LATTICE POWER–Recreating Bell Labs in China

 LED lighting is here to stay. It’s just a question of economics since the cost must fall for the price/bulb to be affordable to households.  Lattice Power is a Chinese company that wants to revolutionize the economics. They believe their technology of GaN-based LED on silicon substrate will enable low-cost and large-scale manufacturing.

 We arrived at the campus of Tsinghua University –China’s equivalent of MIT–and in an office building situated across from Google, we were greeted by Sonny Wu and David Lim. The discussions started immediately, with Starbucks coffee brought in instead of the usual tea that has accompanied other meetings in China. This could have been Cambridge Massachusetts rather than the Haidian district of Beijing. David Wu is the Strategic Planning Director of Lattice Power, which has recently been in the press for buying more MOCVDs from Aixtron than any other Chinese company.  Sonny Wu is MD of GSR Ventures, owner of Lattice Power. Both are MIT grads, ambitious and “proud” (as the website repeats) that their breakthrough technology originated in China.  Their optimism is infectious. If they’re right, the sky’s the limit. One of their goals is to replicate Bell Labs in China.

 “We’re getting the best minds in the world to come to China…I can imagine Bell Labs out of this: research breakthroughs, 500 scientists (we’re building them houses, schools for their kids)….We can get to higher lumens/watt. We can get more inches.”

 Importantly, there are no scientific limitations on the reduction of  cost per lightbulb  (theoretically now less than US$10/bulb), or potential increases in lumens/watt (now 100 lumens/watt and very soon 120 lumens/watt) or the expansion of wafers (6-inch wafer is already here).

 In 2005, GSR Ventures  bought the Lattice technology from a  university in Shanghai. Since 2006, new investors in GSR Ventures have included Mayfield Fund, AsiaVest Partners, Keytone Ventures, and Temasek Holdings. Total investment: US$70M. In December 2010 Lattice received  US$55.5M of  new financing from the IFC, a member of the World Bank Group. In all Lattice has raised over US$100 million, no small sum for a start-up.

 LatticePower’s technological differentiation is a GaN-based LED on silicon substrate.

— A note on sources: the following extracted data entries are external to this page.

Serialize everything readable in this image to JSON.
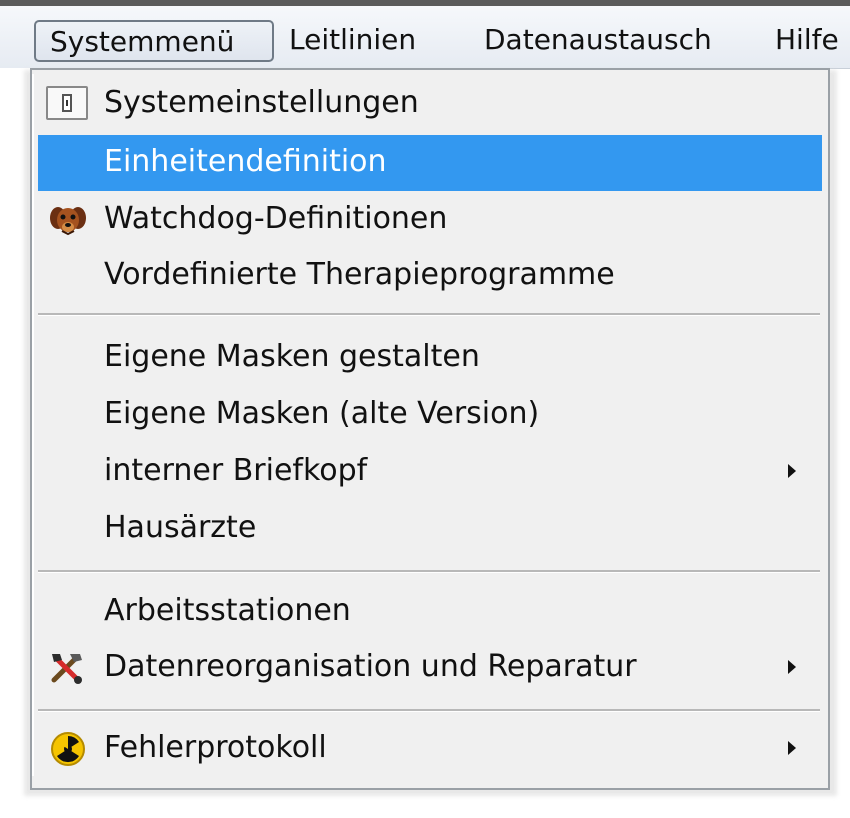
{
  "menubar": {
    "items": [
      {
        "label": "Systemmenü",
        "selected": true
      },
      {
        "label": "Leitlinien",
        "selected": false
      },
      {
        "label": "Datenaustausch",
        "selected": false
      },
      {
        "label": "Hilfe",
        "selected": false
      }
    ]
  },
  "dropdown": {
    "groups": [
      {
        "items": [
          {
            "label": "Systemeinstellungen",
            "icon": "settings-window-icon",
            "highlighted": false,
            "submenu": false
          },
          {
            "label": "Einheitendefinition",
            "icon": null,
            "highlighted": true,
            "submenu": false
          },
          {
            "label": "Watchdog-Definitionen",
            "icon": "dog-icon",
            "highlighted": false,
            "submenu": false
          },
          {
            "label": "Vordefinierte Therapieprogramme",
            "icon": null,
            "highlighted": false,
            "submenu": false
          }
        ]
      },
      {
        "items": [
          {
            "label": "Eigene Masken gestalten",
            "icon": null,
            "highlighted": false,
            "submenu": false
          },
          {
            "label": "Eigene Masken (alte Version)",
            "icon": null,
            "highlighted": false,
            "submenu": false
          },
          {
            "label": "interner Briefkopf",
            "icon": null,
            "highlighted": false,
            "submenu": true
          },
          {
            "label": "Hausärzte",
            "icon": null,
            "highlighted": false,
            "submenu": false
          }
        ]
      },
      {
        "items": [
          {
            "label": "Arbeitsstationen",
            "icon": null,
            "highlighted": false,
            "submenu": false
          },
          {
            "label": "Datenreorganisation und Reparatur",
            "icon": "tools-icon",
            "highlighted": false,
            "submenu": true
          }
        ]
      },
      {
        "items": [
          {
            "label": "Fehlerprotokoll",
            "icon": "radiation-icon",
            "highlighted": false,
            "submenu": true
          }
        ]
      }
    ]
  },
  "colors": {
    "highlight": "#3398f0",
    "menu_background": "#f0f0f0",
    "text": "#111111"
  }
}
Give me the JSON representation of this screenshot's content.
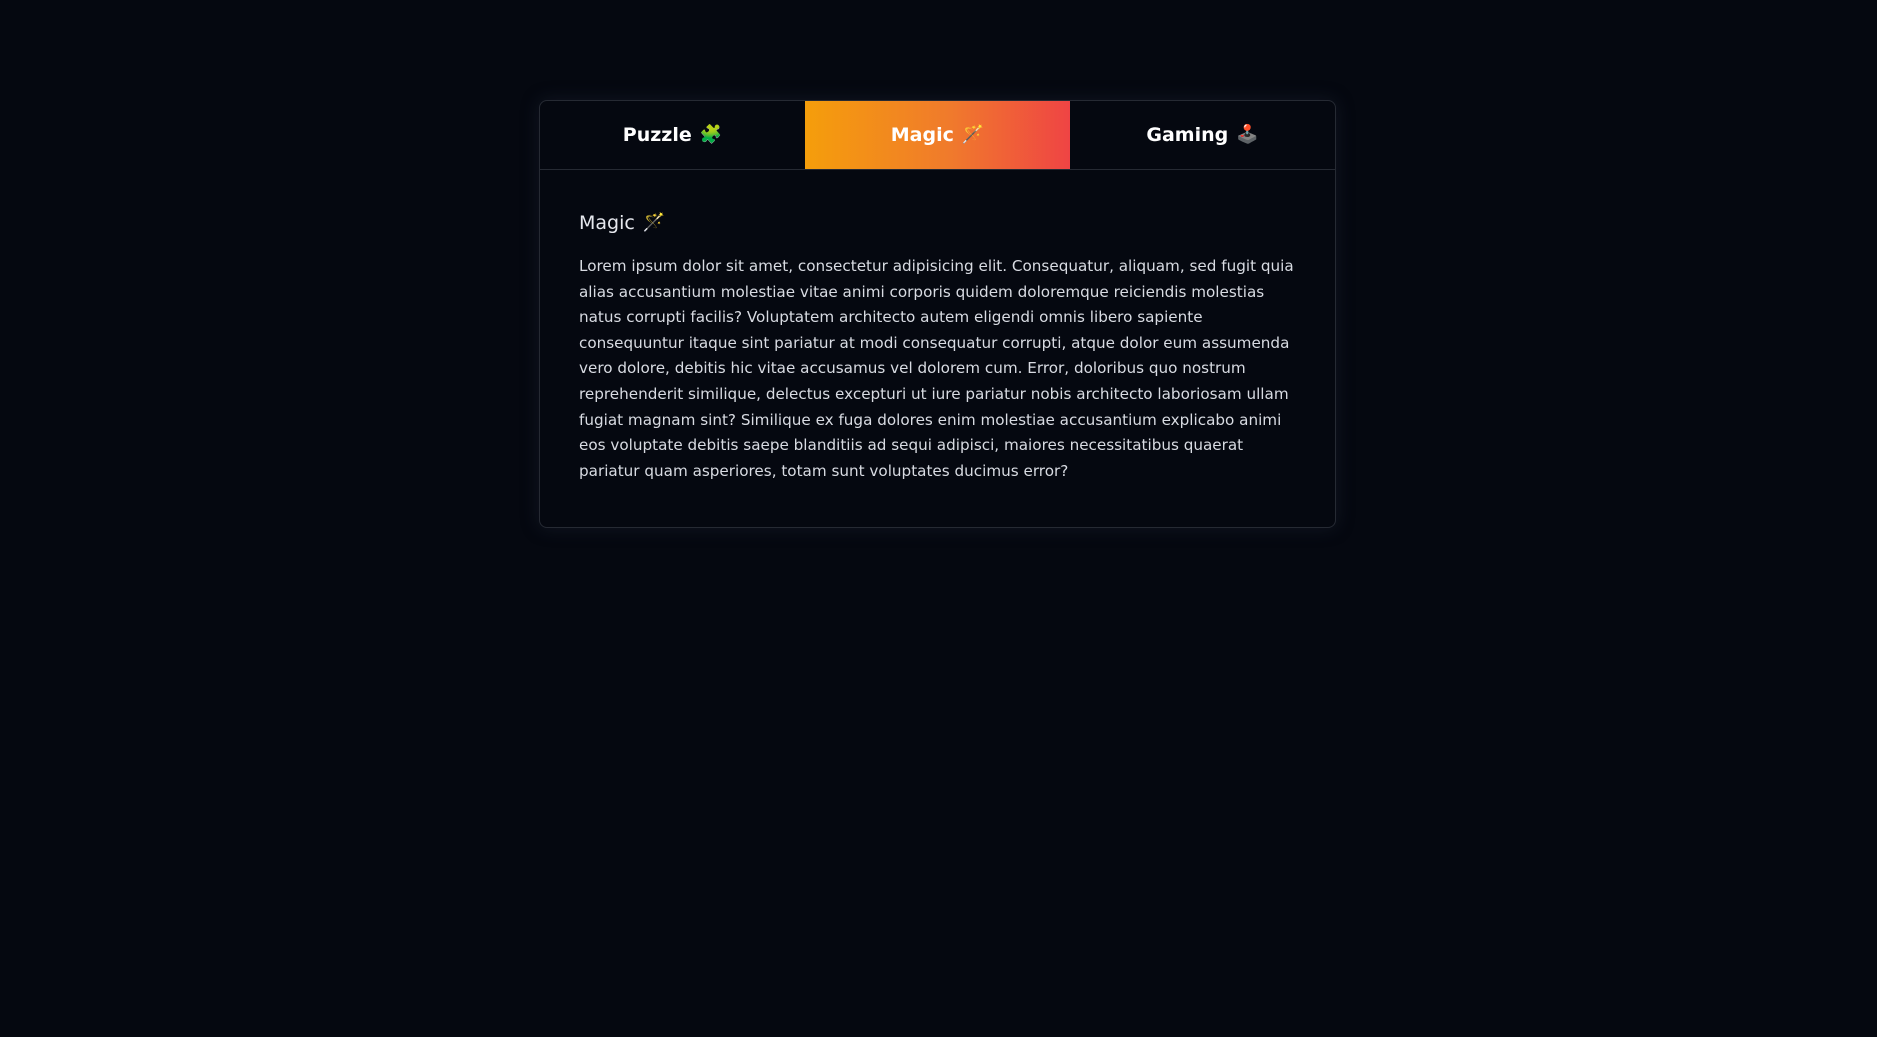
{
  "tabs": [
    {
      "label": "Puzzle",
      "icon": "🧩",
      "icon_name": "puzzle-piece-icon",
      "active": false
    },
    {
      "label": "Magic",
      "icon": "🪄",
      "icon_name": "magic-wand-icon",
      "active": true
    },
    {
      "label": "Gaming",
      "icon": "🕹️",
      "icon_name": "joystick-icon",
      "active": false
    }
  ],
  "panel": {
    "title": "Magic",
    "title_icon": "🪄",
    "text": "Lorem ipsum dolor sit amet, consectetur adipisicing elit. Consequatur, aliquam, sed fugit quia alias accusantium molestiae vitae animi corporis quidem doloremque reiciendis molestias natus corrupti facilis? Voluptatem architecto autem eligendi omnis libero sapiente consequuntur itaque sint pariatur at modi consequatur corrupti, atque dolor eum assumenda vero dolore, debitis hic vitae accusamus vel dolorem cum. Error, doloribus quo nostrum reprehenderit similique, delectus excepturi ut iure pariatur nobis architecto laboriosam ullam fugiat magnam sint? Similique ex fuga dolores enim molestiae accusantium explicabo animi eos voluptate debitis saepe blanditiis ad sequi adipisci, maiores necessitatibus quaerat pariatur quam asperiores, totam sunt voluptates ducimus error?"
  },
  "colors": {
    "background": "#050810",
    "active_gradient_start": "#f59e0b",
    "active_gradient_end": "#ef4444",
    "border": "#262a33"
  }
}
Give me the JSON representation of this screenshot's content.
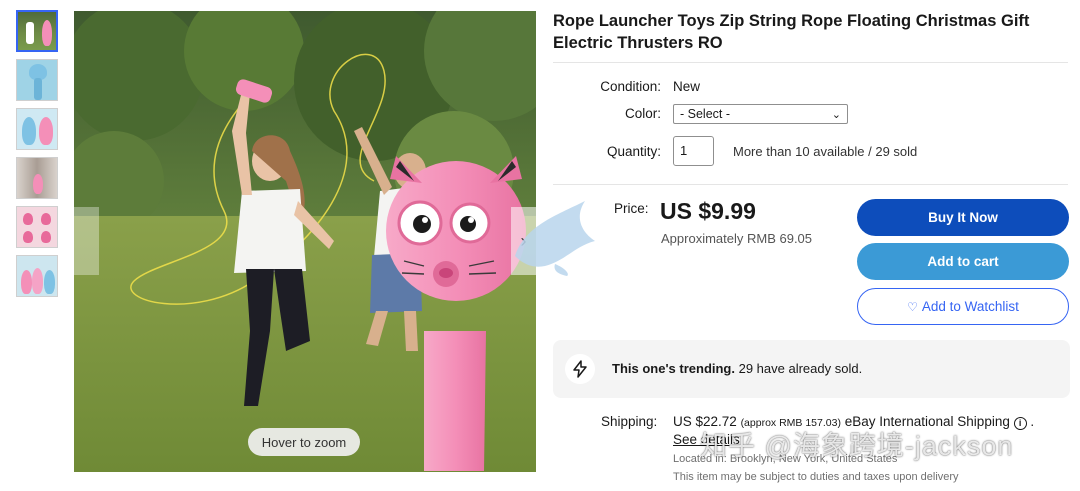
{
  "listing": {
    "title": "Rope Launcher Toys Zip String Rope Floating Christmas Gift Electric Thrusters RO"
  },
  "gallery": {
    "thumbnail_count": 6,
    "active_index": 0,
    "zoom_hint": "Hover to zoom",
    "next_arrow": "›"
  },
  "details": {
    "condition_label": "Condition:",
    "condition_value": "New",
    "color_label": "Color:",
    "color_selected": "- Select -",
    "quantity_label": "Quantity:",
    "quantity_value": "1",
    "availability": "More than 10 available / 29 sold"
  },
  "pricing": {
    "price_label": "Price:",
    "price": "US $9.99",
    "approx": "Approximately RMB 69.05"
  },
  "actions": {
    "buy_now": "Buy It Now",
    "add_to_cart": "Add to cart",
    "watchlist": "Add to Watchlist"
  },
  "trending": {
    "headline": "This one's trending.",
    "detail": " 29 have already sold."
  },
  "shipping": {
    "label": "Shipping:",
    "cost": "US $22.72",
    "approx": "(approx RMB 157.03)",
    "method": "eBay International Shipping",
    "see_details": "See details",
    "location": "Located in: Brooklyn, New York, United States",
    "duties_note": "This item may be subject to duties and taxes upon delivery"
  },
  "watermark": {
    "text": "知乎 @海象跨境-jackson"
  },
  "colors": {
    "buy_button": "#0d4dbb",
    "cart_button": "#3b9ad6",
    "link_blue": "#3665f3",
    "toy_pink": "#f48fb8"
  }
}
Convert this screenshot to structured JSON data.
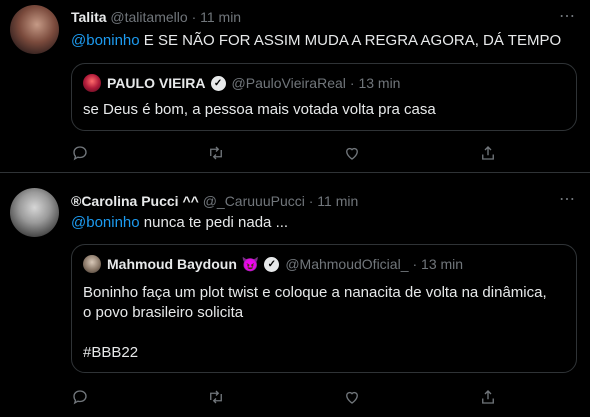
{
  "tweets": [
    {
      "name": "Talita",
      "handle": "@talitamello",
      "time": "· 11 min",
      "mention": "@boninho",
      "text": " E SE NÃO FOR ASSIM MUDA A REGRA AGORA, DÁ TEMPO",
      "quote": {
        "name": "PAULO VIEIRA",
        "handle": "@PauloVieiraReal",
        "time": "· 13 min",
        "lines": [
          "se Deus é bom, a pessoa mais votada volta pra casa"
        ]
      }
    },
    {
      "name": "®Carolina Pucci ^^",
      "handle": "@_CaruuuPucci",
      "time": "· 11 min",
      "mention": "@boninho",
      "text": " nunca te pedi nada ...",
      "quote": {
        "name": "Mahmoud Baydoun",
        "emoji": "😈",
        "handle": "@MahmoudOficial_",
        "time": "· 13 min",
        "lines": [
          "Boninho faça um plot twist e coloque a nanacita de volta na dinâmica,",
          "o povo brasileiro solicita",
          "#BBB22"
        ]
      }
    }
  ],
  "colors": {
    "background": "#000000",
    "text": "#e7e9ea",
    "muted": "#71767b",
    "mention": "#1d9bf0",
    "border": "#2f3336"
  },
  "icons": [
    "reply-icon",
    "retweet-icon",
    "like-icon",
    "share-icon",
    "more-icon",
    "verified-icon"
  ]
}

To date 90% of the LED market is sapphire and only 10% is silicon. Sapphire substrate has the longest history. But silicon is the ‘holy grail’ because it is  scalable, 8-12-inch for large-scale manufacturing and  much cheaper.  The key is to deposit thick enough layers of gallium nitride  on the silicon (i.e. more than 10 microns).

  Lattice Power built the first plant in September 2009 and  generated over US$1M in sales with 3 machines. In 2010 revenue reached US$15M with 10 machines. In 2011, 12 more machines were added. MOCVD machines were bought from both Veeco and Aixtron.

 Everyone was sceptical two years ago, but since July 2010 the science community has embraced silicon: e.g. Cambridge University, Imec (Belgian nano-electronics research institute) and Siltronic AG. Having started six years ago, Lattice has had a big head start. It has launched  a 6-inch wafer process for  LED light bulbs. Next step: scale to 8-inch then to 12-inch.

 Even the MOCVD tool companies (US-based Veeco, German-based Aixtron) are following suit. Since Lattice announced it had reached 6-inch and passed the largest Chinese MOCVD order ever –to Aixtron –the tool makers say they can do 6-8 inch today. The US Department of Energy’s recent funding support to Veeco appears to be a sign that the Department is supporting silicon-based technology.

 While improving the environment through  contributing to the explosive growth in  LED  lighting,  Lattice Power is pushing the boundary of sustainability even further by employing recycled aluminium in its production.  They import from the US and recently built a 600-ton factory in China.  This has significantly reduced energy consumption and overall production costs. “LED must be a sustainable industry!” said Sonny Wu.

 Discussing  LED market potential, Sonny pinpoints Japan where 40 million LED lights, quickly increased to 200 million lights in 2010 and will double that by 2020.  Germany also will  need to lower power consumption with its end to nuclear power (the Germans have asked Lattice to set up production there).  China of course, is not just a big market for LED but importantly the only completely homogeneous one, making penetration easier.

 There is little risk of overcapacity such as with PV. The Chinese government subsidies are  helping to bring players into the general LED market thanks to MOCVD subsidies. Lots of people are doing LED for the first time. This will drive prices down. However, entry barriers are higher for LED than for PV. This is especially true for new technologies like Lattice Power’s GaN-on-Si LED.

 An IPO is not on the agenda for tomorrow. Lattice is already cash positive but management’s motto is to expand first, then IPO. “This is an industry that’s growing fast. Once we have the people we can do all this. We need like-minded investors. We don’t want a small  IPO.” said Sonny Wu.